Colony size emerged as a critical factor in thermal protection. Larger colonies maintained more stable internal temperatures, with the smallest hives experiencing daily temperature swings of up to 11°C at the outer edges compared to 6°C in the largest colonies. This enhanced stability meant that developing bees and adult workers in larger colonies spent far less time exposed to potentially harmful temperature extremes.
Beyond Arizona, “Climate projections indicate that global average temperatures could rise by approximately 2.7°C by the end of the century, with potential increases up to 4°C under higher emission scenarios,” the authors note. Such warming would intensify heat wave frequency and severity worldwide. Additionally, high humidity may compound these challenges in many regions. The authors note that “high humidity significantly reduces the effectiveness of evaporative cooling – the primary mechanism honey bees use to regulate hive temperatures – potentially making thermoregulation even more difficult.”

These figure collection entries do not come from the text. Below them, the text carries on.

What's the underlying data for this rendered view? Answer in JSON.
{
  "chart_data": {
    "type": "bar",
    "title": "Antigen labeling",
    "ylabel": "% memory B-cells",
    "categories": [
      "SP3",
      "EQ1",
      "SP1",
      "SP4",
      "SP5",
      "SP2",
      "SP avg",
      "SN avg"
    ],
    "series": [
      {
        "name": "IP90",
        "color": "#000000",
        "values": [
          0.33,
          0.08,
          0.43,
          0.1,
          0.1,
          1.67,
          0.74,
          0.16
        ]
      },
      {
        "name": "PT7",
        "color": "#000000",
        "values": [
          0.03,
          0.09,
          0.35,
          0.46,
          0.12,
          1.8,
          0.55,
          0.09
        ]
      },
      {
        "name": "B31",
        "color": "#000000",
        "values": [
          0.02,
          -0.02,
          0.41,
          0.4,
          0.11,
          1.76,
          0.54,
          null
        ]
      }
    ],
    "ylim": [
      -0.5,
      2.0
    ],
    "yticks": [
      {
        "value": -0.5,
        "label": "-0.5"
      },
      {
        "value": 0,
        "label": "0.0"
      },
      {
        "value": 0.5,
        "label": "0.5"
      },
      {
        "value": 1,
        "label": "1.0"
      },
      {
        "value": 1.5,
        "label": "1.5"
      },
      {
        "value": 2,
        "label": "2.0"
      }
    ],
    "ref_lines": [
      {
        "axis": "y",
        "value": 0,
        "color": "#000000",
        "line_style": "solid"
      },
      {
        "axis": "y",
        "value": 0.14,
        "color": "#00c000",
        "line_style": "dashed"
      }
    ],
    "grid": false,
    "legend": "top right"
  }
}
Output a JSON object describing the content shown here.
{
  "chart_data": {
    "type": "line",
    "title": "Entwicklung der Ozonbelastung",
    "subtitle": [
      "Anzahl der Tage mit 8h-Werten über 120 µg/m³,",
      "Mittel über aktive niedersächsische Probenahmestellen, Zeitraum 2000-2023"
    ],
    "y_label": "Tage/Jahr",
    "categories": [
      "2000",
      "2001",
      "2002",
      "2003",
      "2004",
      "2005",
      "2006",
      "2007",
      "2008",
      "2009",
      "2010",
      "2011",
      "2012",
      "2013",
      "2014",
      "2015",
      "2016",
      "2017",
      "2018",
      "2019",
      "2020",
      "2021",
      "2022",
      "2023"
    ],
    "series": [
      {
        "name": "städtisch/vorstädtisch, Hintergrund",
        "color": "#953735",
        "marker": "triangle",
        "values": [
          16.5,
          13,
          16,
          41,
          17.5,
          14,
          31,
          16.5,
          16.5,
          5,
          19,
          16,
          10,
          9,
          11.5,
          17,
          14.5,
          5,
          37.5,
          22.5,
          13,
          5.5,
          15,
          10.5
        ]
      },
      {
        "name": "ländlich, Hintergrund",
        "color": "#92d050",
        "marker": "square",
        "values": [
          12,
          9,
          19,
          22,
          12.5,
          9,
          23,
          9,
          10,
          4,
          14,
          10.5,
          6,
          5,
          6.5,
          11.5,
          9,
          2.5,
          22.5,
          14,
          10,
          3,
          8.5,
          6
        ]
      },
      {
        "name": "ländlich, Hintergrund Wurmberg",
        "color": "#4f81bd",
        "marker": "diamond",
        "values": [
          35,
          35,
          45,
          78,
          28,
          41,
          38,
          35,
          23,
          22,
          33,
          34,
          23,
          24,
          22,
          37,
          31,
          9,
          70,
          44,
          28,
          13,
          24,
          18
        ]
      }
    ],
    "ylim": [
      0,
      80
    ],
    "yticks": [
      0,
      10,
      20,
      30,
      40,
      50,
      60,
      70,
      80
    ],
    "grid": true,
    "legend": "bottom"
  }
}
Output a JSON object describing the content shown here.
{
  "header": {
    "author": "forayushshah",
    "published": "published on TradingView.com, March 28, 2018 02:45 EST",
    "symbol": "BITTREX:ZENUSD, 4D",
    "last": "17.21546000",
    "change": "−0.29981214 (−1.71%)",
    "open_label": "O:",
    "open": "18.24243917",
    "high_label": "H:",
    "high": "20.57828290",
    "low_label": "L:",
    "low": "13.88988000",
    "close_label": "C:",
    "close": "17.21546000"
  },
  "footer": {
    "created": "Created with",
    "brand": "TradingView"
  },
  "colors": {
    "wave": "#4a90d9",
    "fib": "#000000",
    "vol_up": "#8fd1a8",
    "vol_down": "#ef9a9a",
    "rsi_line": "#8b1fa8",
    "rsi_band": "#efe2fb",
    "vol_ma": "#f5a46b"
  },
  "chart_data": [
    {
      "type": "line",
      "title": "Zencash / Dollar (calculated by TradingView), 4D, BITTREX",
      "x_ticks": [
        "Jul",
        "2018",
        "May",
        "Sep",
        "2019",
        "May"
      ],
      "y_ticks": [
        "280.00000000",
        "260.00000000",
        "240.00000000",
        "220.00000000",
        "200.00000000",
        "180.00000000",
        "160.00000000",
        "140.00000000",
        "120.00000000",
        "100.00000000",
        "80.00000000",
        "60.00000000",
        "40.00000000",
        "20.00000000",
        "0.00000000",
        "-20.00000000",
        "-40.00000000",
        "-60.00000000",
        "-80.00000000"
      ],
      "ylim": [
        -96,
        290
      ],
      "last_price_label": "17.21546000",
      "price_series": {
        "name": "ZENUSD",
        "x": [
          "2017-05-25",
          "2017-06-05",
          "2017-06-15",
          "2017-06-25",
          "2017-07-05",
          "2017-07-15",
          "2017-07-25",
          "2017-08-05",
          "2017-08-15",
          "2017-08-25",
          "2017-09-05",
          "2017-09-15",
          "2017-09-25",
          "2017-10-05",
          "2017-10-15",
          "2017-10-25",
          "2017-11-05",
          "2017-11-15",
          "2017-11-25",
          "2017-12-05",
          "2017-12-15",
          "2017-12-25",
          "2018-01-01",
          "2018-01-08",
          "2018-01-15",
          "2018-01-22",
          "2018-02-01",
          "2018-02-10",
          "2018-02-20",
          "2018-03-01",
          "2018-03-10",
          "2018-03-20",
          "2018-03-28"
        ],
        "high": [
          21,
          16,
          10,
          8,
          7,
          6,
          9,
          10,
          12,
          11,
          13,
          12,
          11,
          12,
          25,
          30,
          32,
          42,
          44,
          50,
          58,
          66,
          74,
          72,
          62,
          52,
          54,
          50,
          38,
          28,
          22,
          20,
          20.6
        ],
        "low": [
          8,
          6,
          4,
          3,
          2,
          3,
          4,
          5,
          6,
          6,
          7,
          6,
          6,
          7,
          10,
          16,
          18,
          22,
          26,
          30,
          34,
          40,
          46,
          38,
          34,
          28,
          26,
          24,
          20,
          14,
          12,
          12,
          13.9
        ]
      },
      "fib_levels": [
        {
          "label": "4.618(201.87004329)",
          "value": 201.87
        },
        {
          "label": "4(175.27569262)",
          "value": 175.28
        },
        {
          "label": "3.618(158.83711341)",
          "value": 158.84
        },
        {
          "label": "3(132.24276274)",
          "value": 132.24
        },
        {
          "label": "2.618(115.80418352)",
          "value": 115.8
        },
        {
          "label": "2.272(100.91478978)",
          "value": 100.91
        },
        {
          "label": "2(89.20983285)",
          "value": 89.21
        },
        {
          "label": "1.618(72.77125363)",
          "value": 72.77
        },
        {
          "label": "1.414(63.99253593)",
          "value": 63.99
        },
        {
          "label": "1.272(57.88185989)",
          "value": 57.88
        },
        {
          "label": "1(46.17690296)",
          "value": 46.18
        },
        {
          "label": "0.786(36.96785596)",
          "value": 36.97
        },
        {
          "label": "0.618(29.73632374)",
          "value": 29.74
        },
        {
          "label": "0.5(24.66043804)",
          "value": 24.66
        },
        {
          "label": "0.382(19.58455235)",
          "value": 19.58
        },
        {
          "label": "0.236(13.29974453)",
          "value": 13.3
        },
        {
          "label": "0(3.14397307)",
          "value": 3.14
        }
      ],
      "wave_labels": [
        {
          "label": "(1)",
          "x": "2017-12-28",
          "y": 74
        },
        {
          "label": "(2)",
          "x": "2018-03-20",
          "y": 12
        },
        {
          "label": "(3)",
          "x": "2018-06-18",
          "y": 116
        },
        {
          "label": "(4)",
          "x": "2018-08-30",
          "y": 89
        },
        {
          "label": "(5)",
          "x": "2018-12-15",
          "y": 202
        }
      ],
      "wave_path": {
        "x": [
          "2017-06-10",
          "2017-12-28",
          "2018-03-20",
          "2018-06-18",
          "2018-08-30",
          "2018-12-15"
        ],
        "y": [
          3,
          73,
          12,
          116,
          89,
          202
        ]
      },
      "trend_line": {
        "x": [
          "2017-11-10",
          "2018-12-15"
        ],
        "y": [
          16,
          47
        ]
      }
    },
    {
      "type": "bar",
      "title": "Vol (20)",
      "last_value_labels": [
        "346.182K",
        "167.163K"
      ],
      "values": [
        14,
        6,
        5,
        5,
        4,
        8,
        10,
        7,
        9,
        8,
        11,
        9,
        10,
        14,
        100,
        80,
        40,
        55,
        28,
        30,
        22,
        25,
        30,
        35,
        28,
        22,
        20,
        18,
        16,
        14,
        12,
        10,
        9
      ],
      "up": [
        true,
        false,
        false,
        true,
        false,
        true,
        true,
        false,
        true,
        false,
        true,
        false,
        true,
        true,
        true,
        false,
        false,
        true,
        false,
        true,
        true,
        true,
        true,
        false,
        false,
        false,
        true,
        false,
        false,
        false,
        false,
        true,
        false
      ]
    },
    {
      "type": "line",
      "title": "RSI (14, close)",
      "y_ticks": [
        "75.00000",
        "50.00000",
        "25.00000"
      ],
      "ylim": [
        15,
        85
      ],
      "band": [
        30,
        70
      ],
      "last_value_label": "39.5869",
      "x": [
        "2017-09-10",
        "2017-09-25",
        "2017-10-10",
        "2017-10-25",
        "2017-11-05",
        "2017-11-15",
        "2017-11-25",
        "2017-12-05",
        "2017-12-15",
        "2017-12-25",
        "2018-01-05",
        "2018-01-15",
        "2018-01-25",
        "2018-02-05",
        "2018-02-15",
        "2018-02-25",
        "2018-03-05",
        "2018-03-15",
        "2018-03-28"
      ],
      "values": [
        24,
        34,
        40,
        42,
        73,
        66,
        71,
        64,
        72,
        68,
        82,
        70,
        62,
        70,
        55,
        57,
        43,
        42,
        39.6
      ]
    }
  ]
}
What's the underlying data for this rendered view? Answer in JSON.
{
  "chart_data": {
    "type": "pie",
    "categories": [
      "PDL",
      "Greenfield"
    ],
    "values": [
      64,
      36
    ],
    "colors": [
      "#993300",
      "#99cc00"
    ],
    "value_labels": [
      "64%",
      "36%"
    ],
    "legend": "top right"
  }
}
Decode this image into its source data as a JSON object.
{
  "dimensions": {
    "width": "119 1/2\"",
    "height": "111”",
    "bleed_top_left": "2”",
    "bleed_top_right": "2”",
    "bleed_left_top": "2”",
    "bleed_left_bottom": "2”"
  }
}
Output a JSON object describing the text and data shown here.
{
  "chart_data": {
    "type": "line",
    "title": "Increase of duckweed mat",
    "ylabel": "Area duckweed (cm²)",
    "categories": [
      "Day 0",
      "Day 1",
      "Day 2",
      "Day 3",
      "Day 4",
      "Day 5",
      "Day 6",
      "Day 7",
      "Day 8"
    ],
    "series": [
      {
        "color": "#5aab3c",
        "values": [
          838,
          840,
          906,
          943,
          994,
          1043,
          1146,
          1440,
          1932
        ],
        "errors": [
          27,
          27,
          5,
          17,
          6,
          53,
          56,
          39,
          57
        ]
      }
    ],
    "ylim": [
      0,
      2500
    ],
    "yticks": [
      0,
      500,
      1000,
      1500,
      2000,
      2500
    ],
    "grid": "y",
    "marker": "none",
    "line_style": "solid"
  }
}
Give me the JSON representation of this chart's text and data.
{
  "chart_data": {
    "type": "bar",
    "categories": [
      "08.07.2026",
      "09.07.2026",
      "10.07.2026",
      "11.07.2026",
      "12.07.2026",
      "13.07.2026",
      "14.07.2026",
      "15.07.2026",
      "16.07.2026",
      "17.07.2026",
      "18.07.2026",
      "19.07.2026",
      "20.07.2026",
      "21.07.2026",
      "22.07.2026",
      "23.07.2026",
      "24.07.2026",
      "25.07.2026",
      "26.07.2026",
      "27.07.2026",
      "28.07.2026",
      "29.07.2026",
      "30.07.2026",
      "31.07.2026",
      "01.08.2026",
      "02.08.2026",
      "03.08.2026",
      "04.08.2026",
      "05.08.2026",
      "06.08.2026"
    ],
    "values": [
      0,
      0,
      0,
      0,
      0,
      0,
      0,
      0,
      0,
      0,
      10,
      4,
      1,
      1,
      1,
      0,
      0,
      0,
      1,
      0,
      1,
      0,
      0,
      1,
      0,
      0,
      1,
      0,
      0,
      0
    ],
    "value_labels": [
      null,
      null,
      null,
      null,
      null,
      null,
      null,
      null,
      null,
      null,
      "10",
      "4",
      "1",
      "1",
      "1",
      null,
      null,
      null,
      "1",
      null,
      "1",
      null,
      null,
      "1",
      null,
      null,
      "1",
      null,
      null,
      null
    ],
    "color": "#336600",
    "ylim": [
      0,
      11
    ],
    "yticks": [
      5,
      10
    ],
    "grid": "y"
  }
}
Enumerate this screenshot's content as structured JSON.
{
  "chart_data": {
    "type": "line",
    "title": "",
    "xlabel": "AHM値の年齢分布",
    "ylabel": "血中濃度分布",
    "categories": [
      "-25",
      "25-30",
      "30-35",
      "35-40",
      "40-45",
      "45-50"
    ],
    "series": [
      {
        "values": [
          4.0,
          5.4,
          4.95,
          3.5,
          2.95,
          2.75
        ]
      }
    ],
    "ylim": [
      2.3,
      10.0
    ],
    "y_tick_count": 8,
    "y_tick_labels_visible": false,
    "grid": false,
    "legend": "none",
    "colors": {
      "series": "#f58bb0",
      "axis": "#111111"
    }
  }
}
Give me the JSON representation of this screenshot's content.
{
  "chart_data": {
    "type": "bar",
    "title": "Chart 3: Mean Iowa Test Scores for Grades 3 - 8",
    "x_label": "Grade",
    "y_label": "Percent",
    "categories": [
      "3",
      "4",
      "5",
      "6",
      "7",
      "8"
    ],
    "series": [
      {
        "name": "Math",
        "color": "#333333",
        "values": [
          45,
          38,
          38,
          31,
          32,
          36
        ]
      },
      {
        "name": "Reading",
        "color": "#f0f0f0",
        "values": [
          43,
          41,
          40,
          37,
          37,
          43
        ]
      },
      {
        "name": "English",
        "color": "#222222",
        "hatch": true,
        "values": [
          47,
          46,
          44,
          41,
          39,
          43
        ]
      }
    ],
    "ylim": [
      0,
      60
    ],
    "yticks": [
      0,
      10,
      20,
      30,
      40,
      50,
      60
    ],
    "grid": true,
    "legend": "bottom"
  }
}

The research has practical implications for beekeepers and agricultural systems that depend on honey bee pollination. The authors suggest that implementing effective management strategies, such as supplemental water provision, shading of hives, improved hive structure and materials that provide greater insulation, and ensuring high-quality forage will become increasingly important to mitigate impacts of high temperatures and maintain colony stability in a warming climate.